For older neighborhoods in the US, you’ll find a lot more foliage. I love it when I go to an older neighborhood that has large trees that canopy the area. They do exist here…it’s just that they have to be a bit older. My condo complex has some wonderful tall trees and plants everywhere. It’s not a new complex though and they seem to care more about plantife than some others do. They even randomly planted a massive tree last year for some reason lol. Seemed to require some pretty big machinery to haul it and put it in lol.
MoonMelon@lemmy.ml 2 days ago
Yeah, it’s impossible to develop a greenfield site without scraping everything off. You have to create and get approval on water runoff management plan for any new development. That means grading everything and often these days it also means managing and impounding water on-site without dumping it all into the (overloaded) storm drain system. When there’s no grass you have to install silt fences to keep silt out of nearby streams while building. You can’t get final approval, and remove the silt fence, until there is some kind of ground cover and that basically means grass since it grows fast and is easy to apply. Even if you somehow left the trees there’s no way they’d survive the process.

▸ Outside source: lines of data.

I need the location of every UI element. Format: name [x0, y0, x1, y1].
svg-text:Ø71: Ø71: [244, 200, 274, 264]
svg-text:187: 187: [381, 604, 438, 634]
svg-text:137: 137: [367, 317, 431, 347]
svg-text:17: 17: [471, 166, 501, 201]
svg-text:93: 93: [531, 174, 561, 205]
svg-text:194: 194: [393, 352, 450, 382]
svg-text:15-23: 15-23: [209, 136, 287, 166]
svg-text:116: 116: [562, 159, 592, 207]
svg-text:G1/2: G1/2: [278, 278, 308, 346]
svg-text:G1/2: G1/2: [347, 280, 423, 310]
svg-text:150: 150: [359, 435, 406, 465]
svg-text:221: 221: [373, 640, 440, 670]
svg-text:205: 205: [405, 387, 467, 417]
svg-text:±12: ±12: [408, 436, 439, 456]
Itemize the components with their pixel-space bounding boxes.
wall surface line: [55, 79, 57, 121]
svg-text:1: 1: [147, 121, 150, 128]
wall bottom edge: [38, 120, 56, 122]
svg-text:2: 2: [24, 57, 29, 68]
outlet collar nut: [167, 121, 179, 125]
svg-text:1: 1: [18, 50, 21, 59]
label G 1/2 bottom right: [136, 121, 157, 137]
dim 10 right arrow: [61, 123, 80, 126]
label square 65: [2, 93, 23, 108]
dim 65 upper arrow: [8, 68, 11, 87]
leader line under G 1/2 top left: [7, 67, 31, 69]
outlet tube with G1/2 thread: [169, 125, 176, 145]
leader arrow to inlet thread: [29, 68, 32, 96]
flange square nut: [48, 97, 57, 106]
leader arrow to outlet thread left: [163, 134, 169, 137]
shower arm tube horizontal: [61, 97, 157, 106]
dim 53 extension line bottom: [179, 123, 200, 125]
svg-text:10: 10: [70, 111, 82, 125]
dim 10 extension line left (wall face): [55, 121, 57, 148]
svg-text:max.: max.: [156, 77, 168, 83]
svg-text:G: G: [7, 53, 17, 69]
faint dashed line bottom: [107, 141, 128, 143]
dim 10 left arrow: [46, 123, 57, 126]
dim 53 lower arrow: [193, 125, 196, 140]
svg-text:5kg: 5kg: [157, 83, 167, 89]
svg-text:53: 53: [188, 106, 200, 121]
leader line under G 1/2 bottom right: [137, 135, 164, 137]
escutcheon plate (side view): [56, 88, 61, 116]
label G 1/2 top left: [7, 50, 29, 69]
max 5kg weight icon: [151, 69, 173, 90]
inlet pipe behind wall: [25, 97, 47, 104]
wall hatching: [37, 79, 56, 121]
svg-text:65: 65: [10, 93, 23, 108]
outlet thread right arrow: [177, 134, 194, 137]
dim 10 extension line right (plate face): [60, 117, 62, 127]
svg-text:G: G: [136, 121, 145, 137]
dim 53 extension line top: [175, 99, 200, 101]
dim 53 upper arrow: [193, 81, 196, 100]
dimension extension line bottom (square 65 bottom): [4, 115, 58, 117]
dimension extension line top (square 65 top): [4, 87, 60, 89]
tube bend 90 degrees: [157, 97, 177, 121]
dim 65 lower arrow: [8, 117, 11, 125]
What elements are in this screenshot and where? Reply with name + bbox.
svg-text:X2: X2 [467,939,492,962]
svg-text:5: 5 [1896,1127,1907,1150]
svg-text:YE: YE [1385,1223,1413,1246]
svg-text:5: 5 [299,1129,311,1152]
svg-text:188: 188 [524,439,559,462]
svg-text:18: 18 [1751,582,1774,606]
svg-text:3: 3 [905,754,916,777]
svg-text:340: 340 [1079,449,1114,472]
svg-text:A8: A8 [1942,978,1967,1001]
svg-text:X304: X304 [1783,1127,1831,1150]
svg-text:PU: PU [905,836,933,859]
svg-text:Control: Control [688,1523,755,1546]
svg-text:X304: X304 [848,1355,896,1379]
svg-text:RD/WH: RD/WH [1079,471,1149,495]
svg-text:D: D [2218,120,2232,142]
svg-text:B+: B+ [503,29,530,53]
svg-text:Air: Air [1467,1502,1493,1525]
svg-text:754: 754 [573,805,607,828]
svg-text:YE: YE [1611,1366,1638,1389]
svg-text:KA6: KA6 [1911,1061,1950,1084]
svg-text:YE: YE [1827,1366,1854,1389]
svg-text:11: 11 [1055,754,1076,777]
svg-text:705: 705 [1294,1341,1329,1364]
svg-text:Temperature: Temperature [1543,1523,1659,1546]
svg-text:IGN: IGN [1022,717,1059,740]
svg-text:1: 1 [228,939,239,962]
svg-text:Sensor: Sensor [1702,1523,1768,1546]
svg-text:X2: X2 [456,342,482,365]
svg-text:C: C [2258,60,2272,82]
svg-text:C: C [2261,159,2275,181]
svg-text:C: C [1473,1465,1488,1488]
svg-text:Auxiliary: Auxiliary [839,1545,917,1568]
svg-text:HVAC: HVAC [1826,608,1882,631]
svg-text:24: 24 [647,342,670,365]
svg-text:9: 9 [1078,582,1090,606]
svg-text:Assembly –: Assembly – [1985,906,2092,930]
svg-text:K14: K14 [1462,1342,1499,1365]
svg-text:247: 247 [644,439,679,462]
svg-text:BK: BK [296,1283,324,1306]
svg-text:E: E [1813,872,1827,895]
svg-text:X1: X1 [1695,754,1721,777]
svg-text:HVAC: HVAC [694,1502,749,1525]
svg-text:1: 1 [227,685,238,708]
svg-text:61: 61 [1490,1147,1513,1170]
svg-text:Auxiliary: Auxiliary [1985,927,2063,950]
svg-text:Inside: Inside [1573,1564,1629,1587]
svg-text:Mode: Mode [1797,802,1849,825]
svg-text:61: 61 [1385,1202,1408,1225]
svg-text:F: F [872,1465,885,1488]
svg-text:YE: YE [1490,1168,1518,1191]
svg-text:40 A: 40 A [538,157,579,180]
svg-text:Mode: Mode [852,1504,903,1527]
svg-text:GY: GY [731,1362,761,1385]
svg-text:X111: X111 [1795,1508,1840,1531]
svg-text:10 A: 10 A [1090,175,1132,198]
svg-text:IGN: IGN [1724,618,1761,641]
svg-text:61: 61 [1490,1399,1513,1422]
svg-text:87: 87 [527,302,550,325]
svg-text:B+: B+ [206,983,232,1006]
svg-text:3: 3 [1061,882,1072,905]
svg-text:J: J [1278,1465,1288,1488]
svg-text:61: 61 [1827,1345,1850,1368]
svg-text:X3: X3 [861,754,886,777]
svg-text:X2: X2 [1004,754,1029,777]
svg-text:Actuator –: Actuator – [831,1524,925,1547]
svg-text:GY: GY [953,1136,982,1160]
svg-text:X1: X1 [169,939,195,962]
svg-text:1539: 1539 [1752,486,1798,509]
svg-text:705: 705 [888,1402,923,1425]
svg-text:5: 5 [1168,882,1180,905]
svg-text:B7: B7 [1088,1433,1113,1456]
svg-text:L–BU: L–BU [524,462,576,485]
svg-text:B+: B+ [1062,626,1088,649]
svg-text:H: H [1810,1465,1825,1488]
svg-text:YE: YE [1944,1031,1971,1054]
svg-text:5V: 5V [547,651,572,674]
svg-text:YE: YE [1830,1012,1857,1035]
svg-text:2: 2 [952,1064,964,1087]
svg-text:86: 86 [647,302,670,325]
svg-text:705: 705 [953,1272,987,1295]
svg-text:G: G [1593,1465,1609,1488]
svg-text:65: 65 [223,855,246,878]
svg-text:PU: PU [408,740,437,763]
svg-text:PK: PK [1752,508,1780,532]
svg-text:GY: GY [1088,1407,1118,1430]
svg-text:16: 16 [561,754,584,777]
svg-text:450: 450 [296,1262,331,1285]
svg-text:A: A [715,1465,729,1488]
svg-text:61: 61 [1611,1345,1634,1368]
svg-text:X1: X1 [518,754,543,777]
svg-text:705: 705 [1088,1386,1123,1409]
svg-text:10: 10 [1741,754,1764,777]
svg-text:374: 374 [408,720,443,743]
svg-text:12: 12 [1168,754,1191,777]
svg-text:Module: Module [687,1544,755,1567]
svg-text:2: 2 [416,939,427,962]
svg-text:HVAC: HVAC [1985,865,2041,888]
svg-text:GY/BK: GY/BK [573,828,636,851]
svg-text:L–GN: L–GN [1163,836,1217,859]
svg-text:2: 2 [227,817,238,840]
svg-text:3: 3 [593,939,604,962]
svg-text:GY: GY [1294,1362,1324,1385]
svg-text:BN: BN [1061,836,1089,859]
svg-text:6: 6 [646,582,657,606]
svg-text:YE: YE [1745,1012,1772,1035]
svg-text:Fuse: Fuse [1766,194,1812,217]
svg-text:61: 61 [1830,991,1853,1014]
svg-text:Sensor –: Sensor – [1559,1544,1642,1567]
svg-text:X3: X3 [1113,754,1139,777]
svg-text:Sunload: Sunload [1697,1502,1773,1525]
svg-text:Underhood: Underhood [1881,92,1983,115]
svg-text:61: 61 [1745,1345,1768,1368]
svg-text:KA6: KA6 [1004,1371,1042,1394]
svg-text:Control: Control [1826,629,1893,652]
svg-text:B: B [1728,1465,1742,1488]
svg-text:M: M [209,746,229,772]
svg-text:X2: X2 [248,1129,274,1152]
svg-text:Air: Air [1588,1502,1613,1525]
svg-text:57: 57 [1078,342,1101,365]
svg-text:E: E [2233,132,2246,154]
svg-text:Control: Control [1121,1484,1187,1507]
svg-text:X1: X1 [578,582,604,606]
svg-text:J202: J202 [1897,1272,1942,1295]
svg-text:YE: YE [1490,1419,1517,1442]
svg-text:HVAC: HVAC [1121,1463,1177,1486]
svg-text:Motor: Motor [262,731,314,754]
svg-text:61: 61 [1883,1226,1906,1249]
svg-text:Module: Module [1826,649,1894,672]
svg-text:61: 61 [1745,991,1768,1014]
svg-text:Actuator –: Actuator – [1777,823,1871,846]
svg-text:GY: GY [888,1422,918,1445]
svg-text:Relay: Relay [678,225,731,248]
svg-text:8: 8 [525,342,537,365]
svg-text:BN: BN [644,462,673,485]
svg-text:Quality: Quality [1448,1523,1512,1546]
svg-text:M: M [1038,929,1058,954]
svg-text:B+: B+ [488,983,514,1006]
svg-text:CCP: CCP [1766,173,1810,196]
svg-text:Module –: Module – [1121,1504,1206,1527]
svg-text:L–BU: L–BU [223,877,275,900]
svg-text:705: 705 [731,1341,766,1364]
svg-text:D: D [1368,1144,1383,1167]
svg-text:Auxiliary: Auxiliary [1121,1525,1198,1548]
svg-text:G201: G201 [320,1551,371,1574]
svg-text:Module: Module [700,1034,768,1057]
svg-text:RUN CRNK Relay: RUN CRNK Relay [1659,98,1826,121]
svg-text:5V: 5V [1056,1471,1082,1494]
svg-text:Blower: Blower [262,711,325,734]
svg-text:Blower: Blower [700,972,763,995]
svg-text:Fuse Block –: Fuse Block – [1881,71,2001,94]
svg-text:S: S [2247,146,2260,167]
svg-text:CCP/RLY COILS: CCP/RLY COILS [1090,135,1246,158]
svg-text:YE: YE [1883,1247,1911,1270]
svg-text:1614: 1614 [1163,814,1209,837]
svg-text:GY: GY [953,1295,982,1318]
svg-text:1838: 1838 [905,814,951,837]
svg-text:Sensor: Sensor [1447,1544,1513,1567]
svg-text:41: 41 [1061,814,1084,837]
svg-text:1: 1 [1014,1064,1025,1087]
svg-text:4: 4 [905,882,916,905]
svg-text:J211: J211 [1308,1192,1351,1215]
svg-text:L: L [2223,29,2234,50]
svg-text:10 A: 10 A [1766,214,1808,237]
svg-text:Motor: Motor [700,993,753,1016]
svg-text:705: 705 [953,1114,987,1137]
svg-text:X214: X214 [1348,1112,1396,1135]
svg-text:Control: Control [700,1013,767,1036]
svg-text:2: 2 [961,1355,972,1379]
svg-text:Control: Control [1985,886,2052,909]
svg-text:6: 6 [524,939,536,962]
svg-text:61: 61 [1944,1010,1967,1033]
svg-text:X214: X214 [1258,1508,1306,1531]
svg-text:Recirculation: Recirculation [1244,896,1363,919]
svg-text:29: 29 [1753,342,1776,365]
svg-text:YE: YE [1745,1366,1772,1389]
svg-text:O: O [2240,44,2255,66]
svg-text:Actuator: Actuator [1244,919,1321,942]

Fuck McMansion developers, and fuck lawns, don’t get me wrong. But it’s a reflection of an entire system of land-use policy and not just stupidity, or whatever.
RebekahWSD@lemmy.world 2 days ago
I’m unsure if I’m allowed to have tomatoes growing but so far no one has said anything so places without hoa care a lot less!
flughoernchen@feddit.org 2 days ago
Imagine not being able to decide what you grow in your own yard. Wild.
Almonds@mander.xyz 1 day ago
A lawn is generally easier to take care of than a collection of various plants and trees. First thing I do at any new home is plant a fuck ton of edible plants, and my neighbors always talk about not having the time or energy to do the same
prole@lemmy.blahaj.zone 2 days ago
Pest control might be part of it.
AnUnusualRelic@lemmy.world 1 day ago
Pests, like birds, butterflies, bees…
BarbecueCowboy@lemmy.dbzer0.com 1 day ago
In a neighborhood like that, you’d probably end up with a fine and they’d charge you to ‘fix’ it for you.
Quilotoa@lemmy.ca 2 days ago
My British friend says that Americans don’t have lawns. They have grassed in areas.